The fact that the securities may be “registered” under the ’33 Act in the latter case is obviously a very important distinction from the legal perspective, but it is not clear that the economics or underlying investor protections, or issuer dynamics on governance, use of proceeds, etc. are any different. But, the requirements under the Crowdfunding Regulation and those relating to peer-to-peer lender offerings are quite different. If the good, current experience of peer-to-peer lenders can be used as a guide, one might suggest that the significant requirements in Regulation Crowdfunding, at least for these kinds of debt based small business offerings, are too burdensome. Over time, rationalization of this disparity would be useful.
Crowdfund Insider : What are your thoughts on Commissioner Piwowar’s dissenting vote?
Steve Wallman: Regulation Crowdfunding is a step forward for the Commission and has created reasons for optimism among investors and issuers alike. However, I agree with Commission Piwowar that capital raising and investing under the Regulation may be more complex and difficult than needed to obtain the same investor protections. The Regulation is not easy to parse and there are many requirements. Perhaps the portals will be able to serve the purpose that lawyers or other advisors to an issuer would otherwise provide in much larger offerings. But that remains to be seen. On the other hand, I have terrific faith in entrepreneurs solving problems and I believe it likely that various new services that can provide what’s needed on a cost-effective basis will arise over time.

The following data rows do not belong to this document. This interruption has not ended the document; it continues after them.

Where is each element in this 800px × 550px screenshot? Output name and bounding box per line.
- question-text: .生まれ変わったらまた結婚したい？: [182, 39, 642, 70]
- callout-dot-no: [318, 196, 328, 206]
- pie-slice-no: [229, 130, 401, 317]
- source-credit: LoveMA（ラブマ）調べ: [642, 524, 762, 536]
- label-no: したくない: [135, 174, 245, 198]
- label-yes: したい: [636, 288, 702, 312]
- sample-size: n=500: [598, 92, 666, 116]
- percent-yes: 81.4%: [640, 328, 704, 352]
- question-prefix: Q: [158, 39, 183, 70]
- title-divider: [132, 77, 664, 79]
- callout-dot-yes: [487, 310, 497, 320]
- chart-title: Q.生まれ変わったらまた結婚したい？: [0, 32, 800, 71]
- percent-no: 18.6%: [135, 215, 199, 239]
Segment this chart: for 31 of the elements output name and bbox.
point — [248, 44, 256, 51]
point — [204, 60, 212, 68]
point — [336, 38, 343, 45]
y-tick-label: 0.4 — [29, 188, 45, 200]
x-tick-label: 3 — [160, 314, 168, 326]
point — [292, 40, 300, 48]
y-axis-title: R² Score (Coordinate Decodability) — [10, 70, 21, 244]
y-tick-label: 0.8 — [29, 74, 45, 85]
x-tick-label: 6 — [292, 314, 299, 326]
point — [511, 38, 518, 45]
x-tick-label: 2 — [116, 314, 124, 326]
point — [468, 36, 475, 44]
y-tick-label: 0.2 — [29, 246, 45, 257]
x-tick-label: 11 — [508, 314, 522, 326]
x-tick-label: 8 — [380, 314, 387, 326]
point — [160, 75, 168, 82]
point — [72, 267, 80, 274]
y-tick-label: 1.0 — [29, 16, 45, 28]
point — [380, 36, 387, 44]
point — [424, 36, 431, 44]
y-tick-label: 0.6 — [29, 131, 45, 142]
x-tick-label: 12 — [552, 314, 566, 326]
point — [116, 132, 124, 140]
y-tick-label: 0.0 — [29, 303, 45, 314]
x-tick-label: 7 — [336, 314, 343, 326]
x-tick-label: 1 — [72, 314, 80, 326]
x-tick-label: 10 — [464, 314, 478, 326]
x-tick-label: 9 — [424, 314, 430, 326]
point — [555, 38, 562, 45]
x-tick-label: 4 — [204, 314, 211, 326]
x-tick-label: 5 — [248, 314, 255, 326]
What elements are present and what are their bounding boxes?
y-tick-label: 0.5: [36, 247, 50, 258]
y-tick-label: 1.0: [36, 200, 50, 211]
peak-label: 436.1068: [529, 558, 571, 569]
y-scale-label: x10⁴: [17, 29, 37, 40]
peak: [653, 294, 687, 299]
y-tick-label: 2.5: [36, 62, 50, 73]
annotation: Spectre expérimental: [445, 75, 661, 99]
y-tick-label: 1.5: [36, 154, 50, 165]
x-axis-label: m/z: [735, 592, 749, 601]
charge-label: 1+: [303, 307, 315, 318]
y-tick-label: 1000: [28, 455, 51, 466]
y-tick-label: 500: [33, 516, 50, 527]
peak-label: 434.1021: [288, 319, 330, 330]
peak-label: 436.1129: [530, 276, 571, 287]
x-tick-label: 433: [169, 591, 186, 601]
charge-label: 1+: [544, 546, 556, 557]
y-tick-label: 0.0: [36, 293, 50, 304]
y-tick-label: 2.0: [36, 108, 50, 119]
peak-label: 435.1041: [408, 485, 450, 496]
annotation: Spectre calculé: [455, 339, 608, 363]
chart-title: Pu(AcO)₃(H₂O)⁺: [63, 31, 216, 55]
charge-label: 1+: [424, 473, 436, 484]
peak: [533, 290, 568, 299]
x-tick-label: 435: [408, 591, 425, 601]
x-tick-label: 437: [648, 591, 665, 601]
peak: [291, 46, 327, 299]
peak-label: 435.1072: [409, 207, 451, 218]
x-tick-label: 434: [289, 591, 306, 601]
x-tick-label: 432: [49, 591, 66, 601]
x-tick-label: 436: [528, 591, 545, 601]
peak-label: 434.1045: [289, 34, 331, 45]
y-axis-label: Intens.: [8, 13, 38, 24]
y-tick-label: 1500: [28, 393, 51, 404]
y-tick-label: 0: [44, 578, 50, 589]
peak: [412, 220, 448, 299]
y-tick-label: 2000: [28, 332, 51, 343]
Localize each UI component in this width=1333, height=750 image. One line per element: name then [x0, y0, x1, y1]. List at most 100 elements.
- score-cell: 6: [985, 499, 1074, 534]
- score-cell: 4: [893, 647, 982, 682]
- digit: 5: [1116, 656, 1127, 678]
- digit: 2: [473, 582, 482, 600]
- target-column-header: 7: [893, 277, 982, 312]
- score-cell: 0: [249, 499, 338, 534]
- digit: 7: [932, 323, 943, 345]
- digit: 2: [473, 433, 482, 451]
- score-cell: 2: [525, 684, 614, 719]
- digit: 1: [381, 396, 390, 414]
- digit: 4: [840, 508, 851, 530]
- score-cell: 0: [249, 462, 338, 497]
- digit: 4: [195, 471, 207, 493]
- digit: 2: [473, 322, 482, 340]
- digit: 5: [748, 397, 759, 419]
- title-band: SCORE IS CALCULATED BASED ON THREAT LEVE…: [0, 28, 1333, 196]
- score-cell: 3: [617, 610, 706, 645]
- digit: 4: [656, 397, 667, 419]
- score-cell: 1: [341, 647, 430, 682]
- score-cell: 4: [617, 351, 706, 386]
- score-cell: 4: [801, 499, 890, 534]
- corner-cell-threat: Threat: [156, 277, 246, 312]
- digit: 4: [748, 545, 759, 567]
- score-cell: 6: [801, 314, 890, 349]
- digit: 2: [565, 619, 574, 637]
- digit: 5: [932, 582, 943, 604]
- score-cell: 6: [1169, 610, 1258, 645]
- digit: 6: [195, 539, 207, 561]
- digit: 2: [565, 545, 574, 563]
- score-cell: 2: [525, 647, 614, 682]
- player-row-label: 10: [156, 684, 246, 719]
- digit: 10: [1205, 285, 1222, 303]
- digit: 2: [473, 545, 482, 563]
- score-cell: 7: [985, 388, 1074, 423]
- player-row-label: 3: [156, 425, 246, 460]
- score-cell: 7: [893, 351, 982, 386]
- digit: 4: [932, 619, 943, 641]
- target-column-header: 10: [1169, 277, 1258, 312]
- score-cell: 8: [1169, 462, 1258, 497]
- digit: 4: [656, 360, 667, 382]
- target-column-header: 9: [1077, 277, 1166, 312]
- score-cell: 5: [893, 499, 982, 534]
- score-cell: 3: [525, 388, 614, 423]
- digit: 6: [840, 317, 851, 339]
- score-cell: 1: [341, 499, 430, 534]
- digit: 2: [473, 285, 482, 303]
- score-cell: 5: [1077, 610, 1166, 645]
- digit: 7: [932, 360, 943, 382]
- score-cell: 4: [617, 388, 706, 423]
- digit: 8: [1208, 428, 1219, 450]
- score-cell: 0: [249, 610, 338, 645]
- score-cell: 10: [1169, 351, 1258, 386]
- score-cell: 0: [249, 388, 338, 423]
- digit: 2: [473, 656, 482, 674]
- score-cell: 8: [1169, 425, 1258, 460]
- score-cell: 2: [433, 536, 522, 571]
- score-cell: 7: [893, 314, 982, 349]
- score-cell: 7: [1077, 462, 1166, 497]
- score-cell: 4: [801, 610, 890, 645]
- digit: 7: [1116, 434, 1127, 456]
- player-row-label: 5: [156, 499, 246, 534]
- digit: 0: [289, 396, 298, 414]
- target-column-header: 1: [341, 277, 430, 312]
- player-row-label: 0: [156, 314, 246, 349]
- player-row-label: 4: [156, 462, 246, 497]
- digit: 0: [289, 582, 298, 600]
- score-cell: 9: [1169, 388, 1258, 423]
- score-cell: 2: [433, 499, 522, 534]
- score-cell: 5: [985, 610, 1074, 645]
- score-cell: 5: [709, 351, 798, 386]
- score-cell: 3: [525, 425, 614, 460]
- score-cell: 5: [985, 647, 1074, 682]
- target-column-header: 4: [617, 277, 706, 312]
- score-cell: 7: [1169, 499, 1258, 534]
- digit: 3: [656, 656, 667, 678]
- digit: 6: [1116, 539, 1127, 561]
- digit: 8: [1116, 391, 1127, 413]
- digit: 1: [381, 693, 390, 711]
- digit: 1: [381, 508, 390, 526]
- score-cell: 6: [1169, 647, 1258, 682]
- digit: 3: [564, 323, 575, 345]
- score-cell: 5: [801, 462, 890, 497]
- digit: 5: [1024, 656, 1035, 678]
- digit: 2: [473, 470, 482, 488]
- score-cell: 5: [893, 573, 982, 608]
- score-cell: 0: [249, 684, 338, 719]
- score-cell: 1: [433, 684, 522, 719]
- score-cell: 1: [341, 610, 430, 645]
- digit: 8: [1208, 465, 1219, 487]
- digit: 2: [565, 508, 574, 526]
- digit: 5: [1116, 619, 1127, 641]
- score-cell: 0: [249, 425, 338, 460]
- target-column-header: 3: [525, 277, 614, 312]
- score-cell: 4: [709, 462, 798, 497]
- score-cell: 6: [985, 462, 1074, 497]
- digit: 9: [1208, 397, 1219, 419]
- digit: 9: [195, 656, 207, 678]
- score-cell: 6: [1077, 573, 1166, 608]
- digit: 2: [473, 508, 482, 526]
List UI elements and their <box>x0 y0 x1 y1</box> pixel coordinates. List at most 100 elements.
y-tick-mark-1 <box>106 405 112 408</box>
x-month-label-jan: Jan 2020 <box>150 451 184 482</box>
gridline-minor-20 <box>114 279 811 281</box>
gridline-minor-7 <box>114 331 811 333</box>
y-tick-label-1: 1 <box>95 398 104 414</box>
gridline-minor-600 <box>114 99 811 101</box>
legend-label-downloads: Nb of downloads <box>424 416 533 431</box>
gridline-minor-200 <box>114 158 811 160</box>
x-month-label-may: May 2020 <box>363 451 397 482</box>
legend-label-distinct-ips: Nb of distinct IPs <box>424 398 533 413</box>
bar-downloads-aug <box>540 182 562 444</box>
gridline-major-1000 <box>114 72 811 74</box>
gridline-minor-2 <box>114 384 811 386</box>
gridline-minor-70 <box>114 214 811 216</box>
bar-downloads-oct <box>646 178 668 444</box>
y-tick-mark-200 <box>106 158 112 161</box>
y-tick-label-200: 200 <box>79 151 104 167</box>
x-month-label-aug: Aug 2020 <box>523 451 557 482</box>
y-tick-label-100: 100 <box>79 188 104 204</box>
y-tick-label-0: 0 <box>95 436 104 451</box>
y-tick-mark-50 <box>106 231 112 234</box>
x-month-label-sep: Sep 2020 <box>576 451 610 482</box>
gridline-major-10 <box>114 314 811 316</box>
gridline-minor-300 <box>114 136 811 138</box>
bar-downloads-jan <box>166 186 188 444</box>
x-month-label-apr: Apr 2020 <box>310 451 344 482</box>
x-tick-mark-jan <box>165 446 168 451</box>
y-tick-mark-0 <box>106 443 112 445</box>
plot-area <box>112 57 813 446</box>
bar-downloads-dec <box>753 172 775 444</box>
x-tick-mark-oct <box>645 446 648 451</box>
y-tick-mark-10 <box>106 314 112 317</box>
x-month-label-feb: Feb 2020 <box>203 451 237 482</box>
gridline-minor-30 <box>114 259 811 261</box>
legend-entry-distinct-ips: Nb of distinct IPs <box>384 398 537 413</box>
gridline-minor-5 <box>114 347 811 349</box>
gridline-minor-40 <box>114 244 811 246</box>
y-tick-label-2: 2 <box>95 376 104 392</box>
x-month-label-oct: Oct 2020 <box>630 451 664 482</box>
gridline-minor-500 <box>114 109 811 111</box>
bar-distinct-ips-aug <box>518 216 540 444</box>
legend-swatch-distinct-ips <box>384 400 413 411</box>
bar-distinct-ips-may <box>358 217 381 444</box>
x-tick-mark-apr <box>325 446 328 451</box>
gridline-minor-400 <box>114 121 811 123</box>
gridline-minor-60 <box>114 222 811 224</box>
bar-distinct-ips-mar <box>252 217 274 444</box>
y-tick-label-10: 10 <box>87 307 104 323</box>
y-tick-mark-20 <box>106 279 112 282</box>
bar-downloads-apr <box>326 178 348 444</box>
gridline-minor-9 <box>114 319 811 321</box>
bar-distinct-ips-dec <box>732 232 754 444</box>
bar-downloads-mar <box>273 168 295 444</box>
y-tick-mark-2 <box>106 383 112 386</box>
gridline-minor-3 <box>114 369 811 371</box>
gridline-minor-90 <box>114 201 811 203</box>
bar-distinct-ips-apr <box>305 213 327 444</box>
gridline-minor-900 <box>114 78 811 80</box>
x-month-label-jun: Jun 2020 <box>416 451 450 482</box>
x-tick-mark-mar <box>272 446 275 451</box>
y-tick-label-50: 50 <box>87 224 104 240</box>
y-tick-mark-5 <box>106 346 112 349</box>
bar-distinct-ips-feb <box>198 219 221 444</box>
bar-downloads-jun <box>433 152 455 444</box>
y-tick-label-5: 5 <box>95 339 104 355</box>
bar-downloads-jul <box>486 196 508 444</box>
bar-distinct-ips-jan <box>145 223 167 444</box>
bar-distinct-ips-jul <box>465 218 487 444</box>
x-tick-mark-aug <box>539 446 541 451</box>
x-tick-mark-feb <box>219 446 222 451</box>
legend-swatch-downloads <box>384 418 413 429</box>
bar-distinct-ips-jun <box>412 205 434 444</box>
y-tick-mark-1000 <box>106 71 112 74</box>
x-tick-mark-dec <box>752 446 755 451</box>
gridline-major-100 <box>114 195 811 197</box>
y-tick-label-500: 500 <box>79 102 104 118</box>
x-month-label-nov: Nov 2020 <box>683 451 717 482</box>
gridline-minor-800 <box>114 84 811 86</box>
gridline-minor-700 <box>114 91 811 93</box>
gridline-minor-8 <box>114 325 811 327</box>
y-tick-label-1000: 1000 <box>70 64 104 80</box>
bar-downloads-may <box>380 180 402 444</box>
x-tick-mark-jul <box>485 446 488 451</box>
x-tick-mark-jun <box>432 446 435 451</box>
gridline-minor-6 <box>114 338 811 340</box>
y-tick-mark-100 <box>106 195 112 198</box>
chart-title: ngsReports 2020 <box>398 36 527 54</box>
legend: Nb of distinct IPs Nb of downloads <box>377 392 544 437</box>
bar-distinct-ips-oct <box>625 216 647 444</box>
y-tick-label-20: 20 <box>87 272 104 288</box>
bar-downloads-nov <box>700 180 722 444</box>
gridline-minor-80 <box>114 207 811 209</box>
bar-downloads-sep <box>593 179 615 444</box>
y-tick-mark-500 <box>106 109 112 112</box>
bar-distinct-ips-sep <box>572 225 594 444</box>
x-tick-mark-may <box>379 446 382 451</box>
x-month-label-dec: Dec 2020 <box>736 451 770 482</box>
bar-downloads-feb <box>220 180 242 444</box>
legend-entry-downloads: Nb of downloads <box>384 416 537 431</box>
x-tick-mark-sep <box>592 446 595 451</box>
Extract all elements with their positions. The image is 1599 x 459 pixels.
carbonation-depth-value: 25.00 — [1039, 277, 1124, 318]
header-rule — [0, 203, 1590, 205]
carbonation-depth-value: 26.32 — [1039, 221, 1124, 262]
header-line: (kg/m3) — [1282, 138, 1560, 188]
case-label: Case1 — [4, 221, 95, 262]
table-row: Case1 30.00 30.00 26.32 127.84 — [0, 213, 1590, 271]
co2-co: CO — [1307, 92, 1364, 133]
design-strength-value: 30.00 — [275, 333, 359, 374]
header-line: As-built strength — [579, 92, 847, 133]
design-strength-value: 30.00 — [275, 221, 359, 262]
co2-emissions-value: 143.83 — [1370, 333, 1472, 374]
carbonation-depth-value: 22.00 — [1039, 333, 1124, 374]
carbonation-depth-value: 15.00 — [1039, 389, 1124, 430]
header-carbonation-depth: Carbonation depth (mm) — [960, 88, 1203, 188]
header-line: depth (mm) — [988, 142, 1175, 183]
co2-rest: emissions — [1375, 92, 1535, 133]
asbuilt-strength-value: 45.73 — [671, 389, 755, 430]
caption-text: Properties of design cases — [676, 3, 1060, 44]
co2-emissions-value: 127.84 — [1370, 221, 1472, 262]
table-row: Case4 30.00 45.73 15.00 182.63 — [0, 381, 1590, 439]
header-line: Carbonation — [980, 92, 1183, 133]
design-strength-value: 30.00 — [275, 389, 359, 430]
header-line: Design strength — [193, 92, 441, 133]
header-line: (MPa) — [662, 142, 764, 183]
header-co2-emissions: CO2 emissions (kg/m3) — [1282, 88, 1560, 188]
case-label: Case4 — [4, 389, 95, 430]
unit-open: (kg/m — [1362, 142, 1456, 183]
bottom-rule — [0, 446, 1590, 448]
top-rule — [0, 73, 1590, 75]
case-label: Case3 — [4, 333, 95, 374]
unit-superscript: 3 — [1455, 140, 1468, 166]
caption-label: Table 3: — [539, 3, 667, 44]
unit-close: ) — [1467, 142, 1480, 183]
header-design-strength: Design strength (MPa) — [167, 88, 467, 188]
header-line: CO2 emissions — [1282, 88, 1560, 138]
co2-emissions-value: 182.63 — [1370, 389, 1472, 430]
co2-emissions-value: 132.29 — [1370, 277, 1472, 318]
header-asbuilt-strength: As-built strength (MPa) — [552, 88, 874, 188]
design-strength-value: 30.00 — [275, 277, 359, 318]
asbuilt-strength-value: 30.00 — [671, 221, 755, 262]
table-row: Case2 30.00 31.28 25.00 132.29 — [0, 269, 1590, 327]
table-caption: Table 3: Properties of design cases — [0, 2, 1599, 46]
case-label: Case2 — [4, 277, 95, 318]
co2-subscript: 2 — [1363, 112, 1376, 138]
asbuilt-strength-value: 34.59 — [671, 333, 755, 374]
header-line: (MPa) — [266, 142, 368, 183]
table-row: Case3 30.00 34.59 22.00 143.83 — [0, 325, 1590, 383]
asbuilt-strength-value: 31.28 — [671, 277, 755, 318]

Crowdfund Insider: How will Title III impact your platform? Will you use Reg A+ as well?
Steve Wallman: As a full clearing brokerage platform servicing hundreds of other financial firms, our capital formation platform, VIA Folio, supports the issuance, custody and servicing of publicly traded and privately issued and held securities. And we support all of the available issuer exemptions from registration. We are able to support portals and broker-dealers engaging in the issuance of securities under Regulation Crowdfunding , as well as Reg A Tier 1 and 2 and Regulation D offerings. VIA Folio has a complete set of APIs for these intermediaries to use. In addition, VIA Folio supports such offerings by issuers directly although we have not yet determined if we will support Regulation Crowdfunding issuers directly (as opposed to serving portals or other broker-dealers seeking to provide offerings under Regulation Crowdfunding).
Our innovative approach of enabling such transactions and custody through the online brokerage account structure, with all of the transparency and scalability that it brings, is particularly well suited to the potentially large number of smaller investors in Reg A and Title III issuers’ securities.
Steve Wallman: The ongoing convergence of technology, business processes, new regulation and new interpretations of existing regulation has brought a renaissance to the process of small company capital formation. Yes, it is transformational. The issue though is how long will it take for that transformation to become significant in the overall market for capital formation.
Crowdfund Insider: Where do you see the industry heading in the next 2 to 3 years?
Steve Wallman: We expect to see many firms enabling online equity investments in private companies in the coming years, with a likely consolidation among such firms following thereafter.
Similarly, we expect a flurry of new issuers trying to leverage these new rules, and then a maturation of the processes after everyone gets some more experience. For Folio Investing and our private investing platform, VIA Folio, this is all positive news. Overall, promulgating these rules is a step forward for the Commission that we can all learn from.